The complaint also alleged the corporate officers breached their fiduciary duties "by causing J&J to employ a deliberate and systematic business plan of artificially increasing sales by engaging in unlawful sales and promotion practices ...." Plaintiff further alleged that these practices "unjustly enriched" the individual defendants "as a result of the compensation and director renumeration they received while breaching fiduciary duties owed to J&J."
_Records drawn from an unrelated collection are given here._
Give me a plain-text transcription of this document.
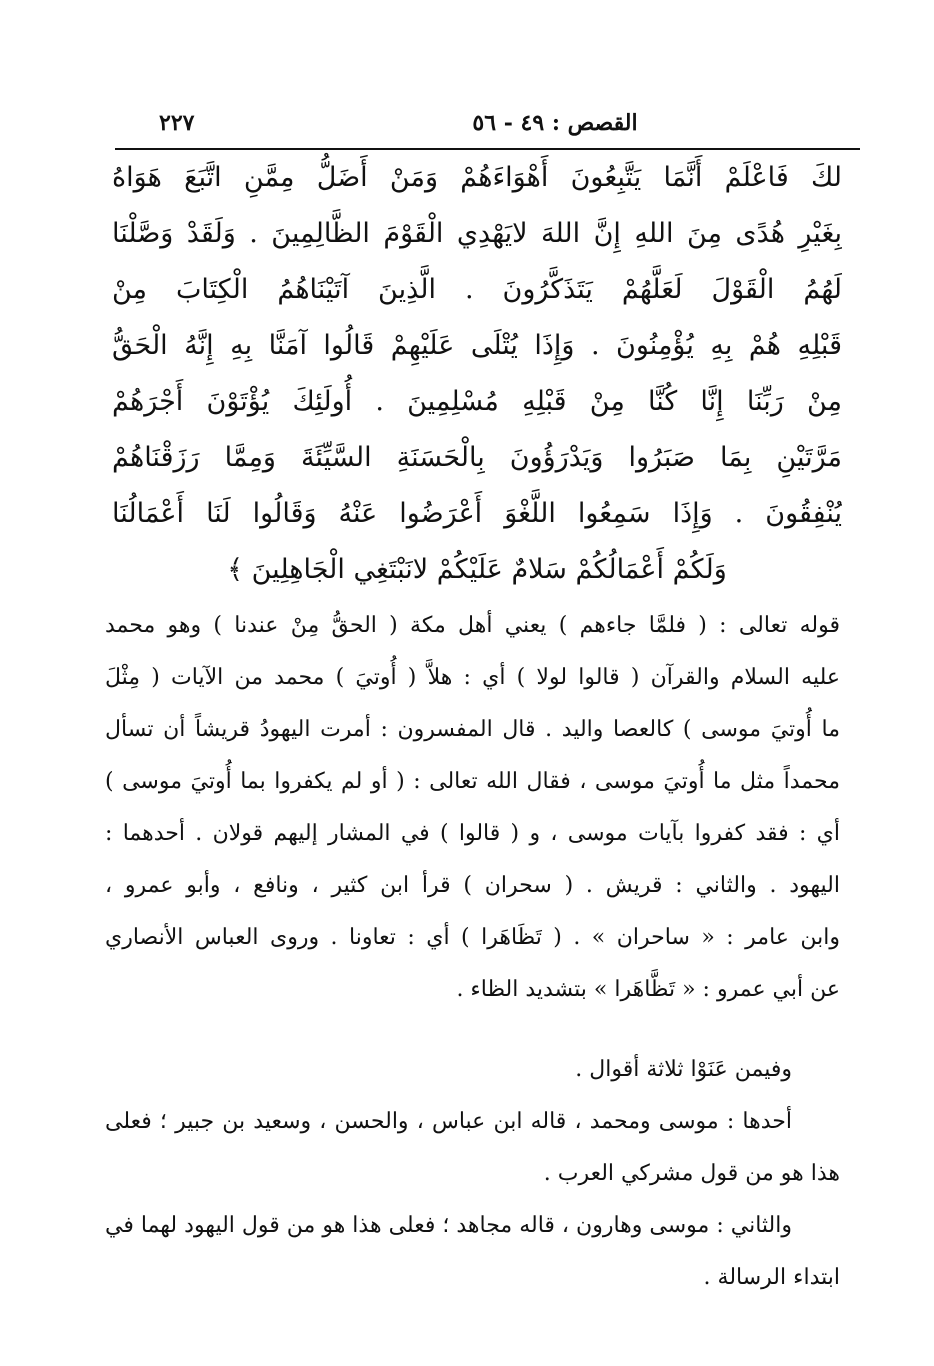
٢٢٧	القصص : ٤٩ - ٥٦
لكَ فَاعْلَمْ أَنَّمَا يَتَّبِعُونَ أَهْوَاءَهُمْ وَمَنْ أَضَلُّ مِمَّنِ اتَّبَعَ هَوَاهُ
بِغَيْرِ هُدًى مِنَ اللهِ إِنَّ اللهَ لايَهْدِي الْقَوْمَ الظَّالِمِينَ . وَلَقَدْ وَصَّلْنَا
لَهُمُ الْقَوْلَ لَعَلَّهُمْ يَتَذَكَّرُونَ . الَّذِينَ آتَيْنَاهُمُ الْكِتَابَ مِنْ
قَبْلِهِ هُمْ بِهِ يُؤْمِنُونَ . وَإِذَا يُتْلَى عَلَيْهِمْ قَالُوا آمَنَّا بِهِ إِنَّهُ الْحَقُّ
مِنْ رَبِّنَا إِنَّا كُنَّا مِنْ قَبْلِهِ مُسْلِمِينَ . أُولَئِكَ يُؤْتَوْنَ أَجْرَهُمْ
مَرَّتَيْنِ بِمَا صَبَرُوا وَيَدْرَؤُونَ بِالْحَسَنَةِ السَّيِّئَةَ وَمِمَّا رَزَقْنَاهُمْ
يُنْفِقُونَ . وَإِذَا سَمِعُوا اللَّغْوَ أَعْرَضُوا عَنْهُ وَقَالُوا لَنَا أَعْمَالُنَا
وَلَكُمْ أَعْمَالُكُمْ سَلامٌ عَلَيْكُمْ لانَبْتَغِي الْجَاهِلِينَ ﴾
قوله تعالى : ( فلمَّا جاءهم ) يعني أهل مكة ( الحقُّ مِنْ عندنا ) وهو محمد
عليه السلام والقرآن ( قالوا لولا ) أي : هلاَّ ( أُوتيَ ) محمد من الآيات ( مِثْلَ
ما أُوتيَ موسى ) كالعصا واليد . قال المفسرون : أمرت اليهودُ قريشاً أن تسأل
محمداً مثل ما أُوتيَ موسى ، فقال الله تعالى : ( أو لم يكفروا بما أُوتيَ موسى )
أي : فقد كفروا بآيات موسى ، و ( قالوا ) في المشار إليهم قولان . أحدهما :
اليهود . والثاني : قريش . ( سحران ) قرأ ابن كثير ، ونافع ، وأبو عمرو ،
وابن عامر : « ساحران » . ( تَظَاهَرا ) أي : تعاونا . وروى العباس الأنصاري
عن أبي عمرو : « تَظَّاهَرا » بتشديد الظاء .
وفيمن عَنَوْا ثلاثة أقوال .
أحدها : موسى ومحمد ، قاله ابن عباس ، والحسن ، وسعيد بن جبير ؛ فعلى
هذا هو من قول مشركي العرب .
والثاني : موسى وهارون ، قاله مجاهد ؛ فعلى هذا هو من قول اليهود لهما في
ابتداء الرسالة .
Defendants moved to dismiss plaintiff's complaint, arguing plaintiff failed to meet the burden of proof required under the NJBCA. Plaintiff opposed the motions, arguing, among other things, that Eakeley was not independent based on his and his law firm's "irreconcilable conflicts of interest" stemming from representing J&J for over thirty years. Following oral argument, the judge entered separate orders on February 1, 2022, with accompanying written decisions dated January 30, 2022, granting defendants' motions and dismissing plaintiff's complaint with prejudice.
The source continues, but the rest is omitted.